In 1960, Byrne was a young military widow. Her husband, a Marine pilot, had crashed approaching what was then the Glenview Naval Air Station. Plunging into campaign work for fellow Catholic John F. Kennedy, Byrne came to the attention of Mayor Richard J. Daley, who found her a role in his administration.
Her presence was supposed to be a sign of mid-1960s progressivism. The trouble with Janie Byrnes — as Daley called her — was that she didn’t resign herself to being window dressing, proudly displayed in her sinecure as the commissioner of sales, weights and measures.
Instead, Byrne took her job seriously.
“She wasn’t content to be a token, and she didn’t plan to be a failure,” said news icon Carol Marin, who along with political guru David Axelrod — both reporters during the Byrne era — provide clear-eyed, lively commentary.
Daley died in December 1976. Ald. Wilson Frost, as President Pro Tem of the City Council, was next in line to be mayor. But Frost was Black, and was pushed aside in favor of a bland, malleable, pale placeholder.

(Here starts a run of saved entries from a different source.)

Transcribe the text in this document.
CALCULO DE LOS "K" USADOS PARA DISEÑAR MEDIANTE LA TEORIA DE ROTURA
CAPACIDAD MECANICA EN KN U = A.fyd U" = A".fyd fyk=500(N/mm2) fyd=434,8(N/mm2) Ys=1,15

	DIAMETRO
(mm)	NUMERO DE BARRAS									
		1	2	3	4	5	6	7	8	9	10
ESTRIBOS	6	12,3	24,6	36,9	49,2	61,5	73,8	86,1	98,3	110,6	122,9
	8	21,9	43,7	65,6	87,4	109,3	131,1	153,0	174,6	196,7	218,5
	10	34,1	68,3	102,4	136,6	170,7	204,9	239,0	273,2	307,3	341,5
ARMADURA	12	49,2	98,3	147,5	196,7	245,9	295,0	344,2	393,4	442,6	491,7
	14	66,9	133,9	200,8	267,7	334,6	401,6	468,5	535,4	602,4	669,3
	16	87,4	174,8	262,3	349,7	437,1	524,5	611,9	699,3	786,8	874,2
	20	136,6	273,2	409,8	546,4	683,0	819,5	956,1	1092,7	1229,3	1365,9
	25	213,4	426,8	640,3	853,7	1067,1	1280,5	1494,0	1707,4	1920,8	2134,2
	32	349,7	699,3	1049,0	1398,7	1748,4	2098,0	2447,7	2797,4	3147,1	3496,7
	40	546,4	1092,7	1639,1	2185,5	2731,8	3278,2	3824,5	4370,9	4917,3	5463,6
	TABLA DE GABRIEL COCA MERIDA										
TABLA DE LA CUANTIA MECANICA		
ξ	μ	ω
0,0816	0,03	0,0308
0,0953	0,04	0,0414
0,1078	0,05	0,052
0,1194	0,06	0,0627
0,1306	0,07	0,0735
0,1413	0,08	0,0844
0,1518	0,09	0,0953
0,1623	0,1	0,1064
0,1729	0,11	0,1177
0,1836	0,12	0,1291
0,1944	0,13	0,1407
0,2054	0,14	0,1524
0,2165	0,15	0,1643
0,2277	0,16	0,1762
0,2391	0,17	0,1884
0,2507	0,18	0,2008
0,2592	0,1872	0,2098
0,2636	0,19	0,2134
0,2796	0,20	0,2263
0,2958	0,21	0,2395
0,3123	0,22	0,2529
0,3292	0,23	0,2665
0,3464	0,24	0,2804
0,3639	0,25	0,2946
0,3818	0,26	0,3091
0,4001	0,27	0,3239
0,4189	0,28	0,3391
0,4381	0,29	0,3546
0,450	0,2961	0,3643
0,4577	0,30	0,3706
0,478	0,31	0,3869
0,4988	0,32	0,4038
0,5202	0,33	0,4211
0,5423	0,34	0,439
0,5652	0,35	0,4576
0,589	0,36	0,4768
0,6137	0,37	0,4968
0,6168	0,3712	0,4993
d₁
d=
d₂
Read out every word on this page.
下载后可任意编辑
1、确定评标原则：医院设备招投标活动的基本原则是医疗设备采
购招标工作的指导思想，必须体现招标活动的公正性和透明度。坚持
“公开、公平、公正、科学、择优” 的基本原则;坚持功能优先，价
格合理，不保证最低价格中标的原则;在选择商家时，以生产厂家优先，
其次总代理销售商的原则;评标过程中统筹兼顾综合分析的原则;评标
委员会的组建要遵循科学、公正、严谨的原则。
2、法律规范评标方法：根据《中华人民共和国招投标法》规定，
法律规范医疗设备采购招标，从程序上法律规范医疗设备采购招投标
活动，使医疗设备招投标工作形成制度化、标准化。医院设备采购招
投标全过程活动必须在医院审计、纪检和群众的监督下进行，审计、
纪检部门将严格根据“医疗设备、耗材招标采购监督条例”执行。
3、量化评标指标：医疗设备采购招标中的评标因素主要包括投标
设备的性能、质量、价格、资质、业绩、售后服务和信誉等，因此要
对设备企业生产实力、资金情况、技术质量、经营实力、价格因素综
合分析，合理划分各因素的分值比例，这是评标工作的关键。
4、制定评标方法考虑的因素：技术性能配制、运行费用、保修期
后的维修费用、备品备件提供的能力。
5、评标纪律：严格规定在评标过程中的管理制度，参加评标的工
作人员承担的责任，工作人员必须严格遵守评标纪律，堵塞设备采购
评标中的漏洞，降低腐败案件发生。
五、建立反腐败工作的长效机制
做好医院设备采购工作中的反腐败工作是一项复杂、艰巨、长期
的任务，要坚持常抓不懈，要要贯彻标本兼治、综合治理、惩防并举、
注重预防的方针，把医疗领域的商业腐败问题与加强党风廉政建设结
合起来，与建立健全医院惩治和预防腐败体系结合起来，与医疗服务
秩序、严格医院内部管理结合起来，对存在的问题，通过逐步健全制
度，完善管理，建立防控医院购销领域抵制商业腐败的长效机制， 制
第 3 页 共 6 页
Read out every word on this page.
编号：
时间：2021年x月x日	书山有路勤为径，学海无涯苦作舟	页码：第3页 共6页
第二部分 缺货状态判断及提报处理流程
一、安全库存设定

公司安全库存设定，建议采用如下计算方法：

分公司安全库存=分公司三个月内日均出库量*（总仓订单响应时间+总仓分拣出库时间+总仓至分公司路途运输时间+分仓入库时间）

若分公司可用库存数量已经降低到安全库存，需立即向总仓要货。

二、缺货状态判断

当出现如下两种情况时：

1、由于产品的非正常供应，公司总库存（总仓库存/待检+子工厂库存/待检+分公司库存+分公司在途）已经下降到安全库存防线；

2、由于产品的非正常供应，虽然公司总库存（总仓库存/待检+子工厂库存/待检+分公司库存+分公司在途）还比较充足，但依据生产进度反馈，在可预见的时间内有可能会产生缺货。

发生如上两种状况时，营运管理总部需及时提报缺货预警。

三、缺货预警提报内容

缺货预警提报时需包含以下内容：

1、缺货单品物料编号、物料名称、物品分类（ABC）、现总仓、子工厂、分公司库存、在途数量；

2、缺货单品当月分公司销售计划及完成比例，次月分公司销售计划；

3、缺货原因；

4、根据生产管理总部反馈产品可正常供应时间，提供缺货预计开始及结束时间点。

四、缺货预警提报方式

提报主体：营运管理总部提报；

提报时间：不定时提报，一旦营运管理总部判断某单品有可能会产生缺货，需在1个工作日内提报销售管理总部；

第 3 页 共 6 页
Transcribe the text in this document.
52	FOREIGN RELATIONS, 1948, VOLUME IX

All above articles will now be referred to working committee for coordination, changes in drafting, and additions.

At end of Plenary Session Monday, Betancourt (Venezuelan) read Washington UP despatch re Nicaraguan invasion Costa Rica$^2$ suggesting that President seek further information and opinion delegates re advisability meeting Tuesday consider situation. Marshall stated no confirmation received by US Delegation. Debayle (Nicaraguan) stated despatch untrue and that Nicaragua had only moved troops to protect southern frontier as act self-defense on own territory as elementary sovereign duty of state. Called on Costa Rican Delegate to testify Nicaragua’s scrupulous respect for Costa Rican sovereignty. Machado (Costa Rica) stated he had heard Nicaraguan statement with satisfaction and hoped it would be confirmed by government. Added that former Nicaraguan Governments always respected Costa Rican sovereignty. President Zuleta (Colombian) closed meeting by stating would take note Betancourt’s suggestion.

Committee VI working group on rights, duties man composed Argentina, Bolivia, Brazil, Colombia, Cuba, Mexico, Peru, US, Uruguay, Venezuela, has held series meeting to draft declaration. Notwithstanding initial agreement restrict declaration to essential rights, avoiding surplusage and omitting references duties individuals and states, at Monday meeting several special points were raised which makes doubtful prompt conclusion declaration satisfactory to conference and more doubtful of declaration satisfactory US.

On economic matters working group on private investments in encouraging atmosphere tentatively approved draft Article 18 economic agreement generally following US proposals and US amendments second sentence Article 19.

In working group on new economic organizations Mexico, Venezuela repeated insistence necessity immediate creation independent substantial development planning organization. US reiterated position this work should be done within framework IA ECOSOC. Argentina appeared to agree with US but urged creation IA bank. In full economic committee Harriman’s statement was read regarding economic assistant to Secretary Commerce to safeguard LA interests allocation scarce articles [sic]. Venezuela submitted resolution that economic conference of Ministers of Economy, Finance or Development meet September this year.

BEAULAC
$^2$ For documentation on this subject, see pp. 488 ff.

“Michael Bilandic was the most unlikely politician ever,” says Axelrod. “He really was like the bookkeeper in a Dickens novel.”
Byrne went after Bilandic for greasing a 12% cab fare increase. He fired her, setting in motion her campaign to replace him. The irony is, while Byrne definitely suffered withering sexism, she also benefited from the quality that supposedly held her back.
“People paid attention to her,” said her daughter, Kathy. “I think if she had been John Byrne, commissioner of weights and measures, it wouldn’t have been that big a story.”
What resonated for me was how the problems Byrne faced are the same problems facing Chicago today: education, race, labor, poverty. During the campaign, her adviser Don Rose declared: “The city still does not work for any kid in public school. It doesn’t work for black people, by and large, it doesn’t work for Latino people, it doesn’t work for poor people.”
Has that changed? The city is certainly in the same financial hole, grasping at the same will-o-wisps.
“She said, ‘don’t worry we’ll solve it,” Byrne’s budget director recalled. “‘We’ll have a casino.’”
Lightfoot shows up in the documentary to sound her tuning fork wisdom.
“Women, people of color, are held to a different standard,” she says.
Which is really a plea not to be held to any standard at all. Byrne was belittled for being a woman, but she failed because she was inept — or, as Harold Washington put it, “She’s abrasive, injudicious, unthinking, intemperate.”
There were three major strikes her first months in office — city transit workers, public school teachers and firefighters. (In everything-old-is-new-again style, technicians at WTTW are on strike right now.)
Given that our nation is poised to rip up Roe and stride boldly back into the pink-and-blue past, this documentary is a sobering reminder just where we’re going. Byrne appears on a clip (with a baby-faced young Oprah) and is grilled by some troglodyte who wonders if she wouldn’t rather be making her husband breakfast than running the city of Chicago.
“There isn’t a woman ever born that can’t get up in the morning, put the heat on the stove, fry some bacon, do some eggs, and then go to work,” Byrne replies, neatly setting out the future for a burgeoning percentage of women. At least for now.
“Jane Byrne” kicks off the new season of “Chicago Stories” on WTTW Channel 11 at 8 p.m. Friday, April 1, and streaming on wttw.com.